Campus Life

Volunteers help make Play Day 2015 a huge success

When you throw the doors open to a party with more than 4,000 guests, the majority of which are children, you’d better have some help on hand to make sure things go smoothly.

Thanks to a volunteer army of more than 150 people, 85 of whom were students, the University of Lethbridge was able to present its biggest Play Day yet on Monday, Feb. 16 (Family Day).

Over 150 volunteers assisted at Play Day.

“I can’t thank our volunteers enough, they really helped us welcome southern Alberta to campus,” says University of Lethbridge President and Vice-Chancellor Dr. Mike Mahon. “Our community and its support for the University is one of the key factors in the success of the U of L. Our students choose to attend the University of Lethbridge for a variety of reasons, the southern Alberta community being one and it was great to see so many of them take some time to show their appreciation and give back. It’s important we are able to share a day like this with families throughout the area and give them the opportunity to connect with one another through play.”

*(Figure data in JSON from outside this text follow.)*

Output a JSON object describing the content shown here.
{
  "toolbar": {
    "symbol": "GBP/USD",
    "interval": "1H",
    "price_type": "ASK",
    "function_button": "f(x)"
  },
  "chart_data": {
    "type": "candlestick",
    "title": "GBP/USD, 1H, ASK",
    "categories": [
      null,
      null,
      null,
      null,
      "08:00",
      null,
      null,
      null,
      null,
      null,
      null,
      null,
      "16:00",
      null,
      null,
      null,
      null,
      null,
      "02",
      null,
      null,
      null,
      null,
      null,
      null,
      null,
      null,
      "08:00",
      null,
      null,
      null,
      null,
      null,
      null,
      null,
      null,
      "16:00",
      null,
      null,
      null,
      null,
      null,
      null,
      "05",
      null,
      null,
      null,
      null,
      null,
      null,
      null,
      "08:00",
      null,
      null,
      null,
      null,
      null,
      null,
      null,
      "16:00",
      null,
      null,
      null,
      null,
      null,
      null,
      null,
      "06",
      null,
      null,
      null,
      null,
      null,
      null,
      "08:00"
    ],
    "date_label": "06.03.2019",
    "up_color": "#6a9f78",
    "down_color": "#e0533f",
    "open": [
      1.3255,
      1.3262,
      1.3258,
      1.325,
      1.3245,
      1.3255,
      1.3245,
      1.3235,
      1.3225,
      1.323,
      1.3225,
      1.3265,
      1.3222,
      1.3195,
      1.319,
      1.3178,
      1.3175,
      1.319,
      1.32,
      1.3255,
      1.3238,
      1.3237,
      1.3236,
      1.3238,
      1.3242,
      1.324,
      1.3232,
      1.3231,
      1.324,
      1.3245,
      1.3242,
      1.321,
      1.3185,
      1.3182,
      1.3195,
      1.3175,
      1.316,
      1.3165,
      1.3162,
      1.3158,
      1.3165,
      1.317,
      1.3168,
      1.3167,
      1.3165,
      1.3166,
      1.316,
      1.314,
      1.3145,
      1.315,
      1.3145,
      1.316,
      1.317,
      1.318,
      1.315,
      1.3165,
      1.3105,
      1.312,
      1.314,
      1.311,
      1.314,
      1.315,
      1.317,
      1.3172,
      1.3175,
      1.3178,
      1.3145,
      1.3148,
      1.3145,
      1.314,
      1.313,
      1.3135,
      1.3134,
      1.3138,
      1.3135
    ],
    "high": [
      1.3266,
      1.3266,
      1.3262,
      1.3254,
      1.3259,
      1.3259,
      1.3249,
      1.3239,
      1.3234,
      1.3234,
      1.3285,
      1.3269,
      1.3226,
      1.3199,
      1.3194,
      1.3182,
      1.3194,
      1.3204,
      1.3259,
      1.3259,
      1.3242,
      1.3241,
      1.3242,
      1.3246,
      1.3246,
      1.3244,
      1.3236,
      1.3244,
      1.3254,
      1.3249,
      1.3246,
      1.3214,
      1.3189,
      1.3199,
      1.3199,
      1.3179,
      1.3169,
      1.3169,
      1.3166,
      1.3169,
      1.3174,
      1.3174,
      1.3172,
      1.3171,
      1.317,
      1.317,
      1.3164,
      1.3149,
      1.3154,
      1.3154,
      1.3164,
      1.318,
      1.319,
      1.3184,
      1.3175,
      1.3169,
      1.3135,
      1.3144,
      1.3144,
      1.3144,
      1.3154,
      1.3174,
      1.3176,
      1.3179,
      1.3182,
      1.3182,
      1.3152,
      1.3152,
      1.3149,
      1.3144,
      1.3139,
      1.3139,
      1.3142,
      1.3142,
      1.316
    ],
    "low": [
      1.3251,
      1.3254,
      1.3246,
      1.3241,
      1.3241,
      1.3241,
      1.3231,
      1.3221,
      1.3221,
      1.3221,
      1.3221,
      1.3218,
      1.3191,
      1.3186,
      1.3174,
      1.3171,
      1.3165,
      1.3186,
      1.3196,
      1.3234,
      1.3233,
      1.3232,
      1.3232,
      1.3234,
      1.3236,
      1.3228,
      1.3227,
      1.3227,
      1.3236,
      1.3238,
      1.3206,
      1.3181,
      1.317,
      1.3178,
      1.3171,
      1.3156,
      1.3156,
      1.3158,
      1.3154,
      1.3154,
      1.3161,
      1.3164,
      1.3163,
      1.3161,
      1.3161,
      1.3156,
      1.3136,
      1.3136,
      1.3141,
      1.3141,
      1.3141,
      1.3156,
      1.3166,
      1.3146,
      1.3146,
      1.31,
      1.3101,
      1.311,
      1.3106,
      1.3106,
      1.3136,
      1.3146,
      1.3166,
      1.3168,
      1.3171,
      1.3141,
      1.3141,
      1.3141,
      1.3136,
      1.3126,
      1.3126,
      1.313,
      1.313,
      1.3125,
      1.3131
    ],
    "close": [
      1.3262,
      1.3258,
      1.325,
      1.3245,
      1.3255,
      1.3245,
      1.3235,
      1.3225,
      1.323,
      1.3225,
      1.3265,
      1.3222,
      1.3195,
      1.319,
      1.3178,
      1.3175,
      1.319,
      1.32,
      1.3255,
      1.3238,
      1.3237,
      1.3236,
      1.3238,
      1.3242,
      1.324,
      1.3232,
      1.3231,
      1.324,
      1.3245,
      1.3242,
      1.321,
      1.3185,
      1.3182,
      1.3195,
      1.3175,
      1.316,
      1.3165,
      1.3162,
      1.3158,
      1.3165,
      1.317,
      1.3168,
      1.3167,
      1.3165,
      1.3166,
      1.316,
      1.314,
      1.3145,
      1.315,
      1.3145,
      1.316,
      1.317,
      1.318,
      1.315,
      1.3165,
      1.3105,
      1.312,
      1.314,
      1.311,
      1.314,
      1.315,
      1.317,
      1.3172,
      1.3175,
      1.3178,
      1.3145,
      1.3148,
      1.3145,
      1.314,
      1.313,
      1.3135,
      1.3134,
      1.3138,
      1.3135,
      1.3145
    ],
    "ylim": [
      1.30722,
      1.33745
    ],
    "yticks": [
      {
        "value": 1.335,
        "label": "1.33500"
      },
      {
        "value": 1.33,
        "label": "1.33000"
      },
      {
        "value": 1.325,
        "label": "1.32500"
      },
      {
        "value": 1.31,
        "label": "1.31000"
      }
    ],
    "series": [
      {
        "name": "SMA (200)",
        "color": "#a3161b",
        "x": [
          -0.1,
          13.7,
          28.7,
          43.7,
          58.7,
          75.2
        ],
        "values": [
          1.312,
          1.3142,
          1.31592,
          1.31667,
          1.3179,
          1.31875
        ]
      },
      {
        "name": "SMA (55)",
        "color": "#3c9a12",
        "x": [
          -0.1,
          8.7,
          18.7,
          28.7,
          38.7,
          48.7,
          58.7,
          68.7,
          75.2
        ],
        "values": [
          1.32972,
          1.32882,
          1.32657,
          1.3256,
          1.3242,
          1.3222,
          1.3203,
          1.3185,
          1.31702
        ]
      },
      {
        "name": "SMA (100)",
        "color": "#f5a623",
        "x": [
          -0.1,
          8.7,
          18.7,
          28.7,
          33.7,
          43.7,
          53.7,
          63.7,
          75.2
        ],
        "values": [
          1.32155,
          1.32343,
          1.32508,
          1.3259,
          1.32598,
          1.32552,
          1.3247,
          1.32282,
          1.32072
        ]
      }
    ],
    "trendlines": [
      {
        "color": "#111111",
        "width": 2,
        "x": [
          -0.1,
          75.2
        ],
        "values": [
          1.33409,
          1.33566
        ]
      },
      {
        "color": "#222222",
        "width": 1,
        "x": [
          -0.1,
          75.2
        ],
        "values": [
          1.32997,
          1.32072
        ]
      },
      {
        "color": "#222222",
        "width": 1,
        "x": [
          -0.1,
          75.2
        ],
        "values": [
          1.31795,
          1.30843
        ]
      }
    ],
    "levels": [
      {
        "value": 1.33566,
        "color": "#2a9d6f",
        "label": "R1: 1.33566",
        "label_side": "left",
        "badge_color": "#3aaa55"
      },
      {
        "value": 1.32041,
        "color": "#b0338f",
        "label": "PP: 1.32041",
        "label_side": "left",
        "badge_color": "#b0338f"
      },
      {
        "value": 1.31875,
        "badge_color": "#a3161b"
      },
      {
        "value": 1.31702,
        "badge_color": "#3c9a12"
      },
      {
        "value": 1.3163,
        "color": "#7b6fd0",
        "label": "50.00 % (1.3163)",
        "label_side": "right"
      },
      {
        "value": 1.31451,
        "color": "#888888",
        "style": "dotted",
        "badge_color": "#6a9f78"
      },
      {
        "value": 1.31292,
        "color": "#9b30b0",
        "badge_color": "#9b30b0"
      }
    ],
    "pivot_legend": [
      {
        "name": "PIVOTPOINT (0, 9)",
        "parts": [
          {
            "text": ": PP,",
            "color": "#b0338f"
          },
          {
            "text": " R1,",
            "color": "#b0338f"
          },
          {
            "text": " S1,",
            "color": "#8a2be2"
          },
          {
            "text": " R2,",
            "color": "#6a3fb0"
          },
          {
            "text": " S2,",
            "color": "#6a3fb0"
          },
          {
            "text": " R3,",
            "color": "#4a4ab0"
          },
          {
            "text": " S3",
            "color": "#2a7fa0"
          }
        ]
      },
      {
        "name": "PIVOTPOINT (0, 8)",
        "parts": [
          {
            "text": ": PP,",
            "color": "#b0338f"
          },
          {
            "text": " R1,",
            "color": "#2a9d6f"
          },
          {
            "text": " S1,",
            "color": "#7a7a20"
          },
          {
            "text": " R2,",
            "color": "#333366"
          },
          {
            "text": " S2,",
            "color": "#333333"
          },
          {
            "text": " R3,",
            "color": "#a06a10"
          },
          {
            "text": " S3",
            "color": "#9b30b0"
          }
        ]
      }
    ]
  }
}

The day could not happen without the corporate support of 1st Choice Savings and Credit Union and the many volunteers they provide for the event. In addition to the large student commitment, U of L faculty and staff, including representatives from the Supporting Our Students team as well as the University of Lethbridge Alumni Association and Aramark, who manned the Toonie BBQ area throughout the afternoon. In all, some 500 volunteer hours go into the successful staging of Play Day.

One student who took up the volunteer call was Kaitlin Norman. A third-year Fine Arts (performance) student, the northern Alberta native says the Play Day 2015 super hero theme was a great lure.

“I love super heroes and I love watching kids run around and have fun, it just makes you feel great about life,” she says.

“I thought it was great we were given the opportunity to volunteer, to get a chance to do something not related to school and something that was good for the community. It was a lot of fun and it was great to see all the young families there putting aside all the stresses of life and just having a day of fun with each other.”

U of L neuroscientist Dr. Robbin Gibb also played a big role in recruiting volunteers for the event, giving class credit to students in her Introduction to Brain and Behaviour course.

"I felt the students would benefit from participating in Play Day as we have just learned about the positive effects of exercise on the brain and we are about to learn about child development and the importance of play relationships for heathy brain development," says Gibb. "Play Day was a perfect opportunity to observe these principles in action and a great way for our students to connect with the community."